Core Insights - The architecture competition for LLMs is entering a nuanced phase, with a shift from merely increasing model parameters to a focus on mixed architectures and efficiency tuning [1][4] - Transformer architecture is expected to maintain its status as the cornerstone of the AI ecosystem for at least the next few years, although adjustments in efficiency and mixed strategies are anticipated [4] - The rise of hybrid architectures and linear attention mechanisms is becoming a focal point in the industry, with models like DeepSeek V3 and R1 showcasing significant efficiency improvements [5][8] Group 1: Efficiency Wars - The industry is increasingly focusing on hybrid architectures and efficiency improvements, as demonstrated by models like DeepSeek V3, which significantly reduces KV Cache usage during inference [5] - The MoE architecture allows models to maintain a large parameter count (671 billion) while only activating 37 billion parameters during inference, highlighting a trend towards efficiency without sacrificing capacity [5] - Other models such as Qwen3-Next and Kimi Linear are adopting mixed strategies to balance long-distance dependencies and inference speed [8] Group 2: Diffusion Language Models - Diffusion language models (DLMs) are attractive due to their ability to generate tokens quickly and cost-effectively through parallel generation, contrasting with the serial generation of autoregressive models [10][11] - Despite their advantages, DLMs face challenges in integrating tool calls within response chains due to their simultaneous generation nature [11] - Research indicates that DLMs may outperform autoregressive models when high-quality data is scarce, as they can benefit from multiple training epochs without overfitting [17][19] Group 3: Super Data Learners - A recent paper suggests that DLMs could be superior learners in a data-scarce environment, achieving better performance than autoregressive models when trained on limited data [17][19] - The phenomenon known as "Crossover" indicates that while autoregressive models learn faster with ample data, DLMs excel when data is restricted [19] - Factors contributing to DLMs' advantages include their ability to model dependencies between any positions in the text, deeper training through iterative denoising, and inherent data augmentation through the noise process [21]

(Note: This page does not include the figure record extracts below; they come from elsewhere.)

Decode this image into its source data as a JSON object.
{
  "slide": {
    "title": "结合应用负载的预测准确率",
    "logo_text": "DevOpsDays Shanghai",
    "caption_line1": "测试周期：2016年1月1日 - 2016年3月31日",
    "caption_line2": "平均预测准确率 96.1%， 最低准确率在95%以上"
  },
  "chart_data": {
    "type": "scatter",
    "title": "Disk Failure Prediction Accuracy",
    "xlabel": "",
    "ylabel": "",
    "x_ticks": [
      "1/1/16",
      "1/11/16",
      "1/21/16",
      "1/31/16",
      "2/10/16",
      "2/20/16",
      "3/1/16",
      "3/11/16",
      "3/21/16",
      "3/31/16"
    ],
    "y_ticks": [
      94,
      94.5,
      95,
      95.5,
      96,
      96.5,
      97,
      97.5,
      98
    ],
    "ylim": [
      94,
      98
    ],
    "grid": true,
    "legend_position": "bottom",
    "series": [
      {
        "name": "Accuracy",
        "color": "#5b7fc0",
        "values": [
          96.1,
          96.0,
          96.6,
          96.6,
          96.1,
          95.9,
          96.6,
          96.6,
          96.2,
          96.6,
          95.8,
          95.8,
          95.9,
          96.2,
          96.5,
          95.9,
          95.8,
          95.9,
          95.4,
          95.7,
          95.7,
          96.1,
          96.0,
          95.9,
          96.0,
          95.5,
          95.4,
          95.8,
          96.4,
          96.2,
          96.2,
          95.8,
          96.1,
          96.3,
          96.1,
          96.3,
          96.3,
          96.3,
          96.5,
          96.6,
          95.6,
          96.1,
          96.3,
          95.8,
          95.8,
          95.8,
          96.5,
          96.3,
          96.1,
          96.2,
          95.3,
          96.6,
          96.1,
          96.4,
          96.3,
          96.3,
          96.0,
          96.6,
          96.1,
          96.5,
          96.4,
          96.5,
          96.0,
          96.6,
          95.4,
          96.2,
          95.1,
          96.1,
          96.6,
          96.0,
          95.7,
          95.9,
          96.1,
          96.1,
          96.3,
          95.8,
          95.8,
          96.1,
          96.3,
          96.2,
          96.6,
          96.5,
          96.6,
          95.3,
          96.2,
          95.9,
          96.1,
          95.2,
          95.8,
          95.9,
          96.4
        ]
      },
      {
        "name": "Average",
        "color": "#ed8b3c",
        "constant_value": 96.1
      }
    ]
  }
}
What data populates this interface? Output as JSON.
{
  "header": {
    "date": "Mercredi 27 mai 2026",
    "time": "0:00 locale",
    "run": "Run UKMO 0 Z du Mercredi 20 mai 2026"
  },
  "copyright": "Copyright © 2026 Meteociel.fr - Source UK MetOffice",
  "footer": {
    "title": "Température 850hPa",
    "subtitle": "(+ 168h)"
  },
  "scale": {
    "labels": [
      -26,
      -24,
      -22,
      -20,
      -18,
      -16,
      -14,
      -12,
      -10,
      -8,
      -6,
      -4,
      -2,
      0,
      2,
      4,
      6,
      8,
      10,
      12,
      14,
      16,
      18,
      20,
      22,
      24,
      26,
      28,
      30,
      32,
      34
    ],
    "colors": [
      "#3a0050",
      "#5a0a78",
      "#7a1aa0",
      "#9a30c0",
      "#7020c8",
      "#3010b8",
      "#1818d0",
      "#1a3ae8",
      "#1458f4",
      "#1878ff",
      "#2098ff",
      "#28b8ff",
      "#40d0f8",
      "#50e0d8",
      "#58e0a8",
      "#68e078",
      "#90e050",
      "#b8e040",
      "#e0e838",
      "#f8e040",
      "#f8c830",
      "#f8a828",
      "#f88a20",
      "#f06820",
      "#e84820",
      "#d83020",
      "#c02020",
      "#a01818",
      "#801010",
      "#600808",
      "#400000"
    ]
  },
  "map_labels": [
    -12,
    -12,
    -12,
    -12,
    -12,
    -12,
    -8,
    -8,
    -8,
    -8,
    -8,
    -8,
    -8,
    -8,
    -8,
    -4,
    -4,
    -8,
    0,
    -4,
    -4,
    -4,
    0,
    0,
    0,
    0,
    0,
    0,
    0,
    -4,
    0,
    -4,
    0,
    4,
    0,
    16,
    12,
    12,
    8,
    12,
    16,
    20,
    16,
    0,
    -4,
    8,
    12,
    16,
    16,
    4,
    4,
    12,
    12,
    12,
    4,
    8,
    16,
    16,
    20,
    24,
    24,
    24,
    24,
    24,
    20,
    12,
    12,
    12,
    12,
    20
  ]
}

Core Insights - The article discusses the evolving landscape of large language models (LLMs) as of 2026, highlighting a shift from the dominance of the Transformer architecture to a focus on efficiency and hybrid architectures [1][4][5]. Group 1: Transformer Architecture and Efficiency - The Transformer architecture is expected to maintain its status as the foundation of the AI ecosystem for at least the next few years, supported by mature toolchains and optimization strategies [4]. - Recent developments indicate a shift towards hybrid architectures and efficiency improvements, rather than a complete overhaul of existing models [5]. - The industry is increasingly focusing on mixed architectures and efficiency, as demonstrated by models like DeepSeek V3 and R1, which utilize mixture of experts (MoE) and multi-head latent attention (MLA) to reduce inference costs while maintaining large parameter counts [7]. Group 2: Linear and Sparse Attention Mechanisms - The standard Transformer attention mechanism has a complexity of O(N^2), leading to exponential growth in computational costs with increasing context length [9]. - New models like Qwen3-Next and Kimi Linear are adopting hybrid strategies that combine efficient linear layers with full attention layers to balance long-distance dependencies and inference speed [14]. Group 3: Diffusion Language Models - Diffusion language models (DLMs) are gaining attention for their ability to generate tokens quickly and cost-effectively through parallel generation, contrasting with the serial generation of autoregressive models [12]. - Despite their advantages, DLMs face challenges in integrating tool calls within response chains due to their simultaneous generation nature [15]. - Research indicates that DLMs may outperform autoregressive models when high-quality data is scarce, as they can benefit from multiple training epochs without overfitting [24][25]. Group 4: Data Scarcity and Learning Efficiency - The concept of "Crossover" suggests that while autoregressive models learn faster with ample data, DLMs excel when data is limited, achieving significant accuracy on benchmarks with relatively small datasets [27]. - DLMs demonstrate that increased training epochs do not necessarily lead to a decline in downstream task performance, offering a potential solution in an era of data scarcity [28].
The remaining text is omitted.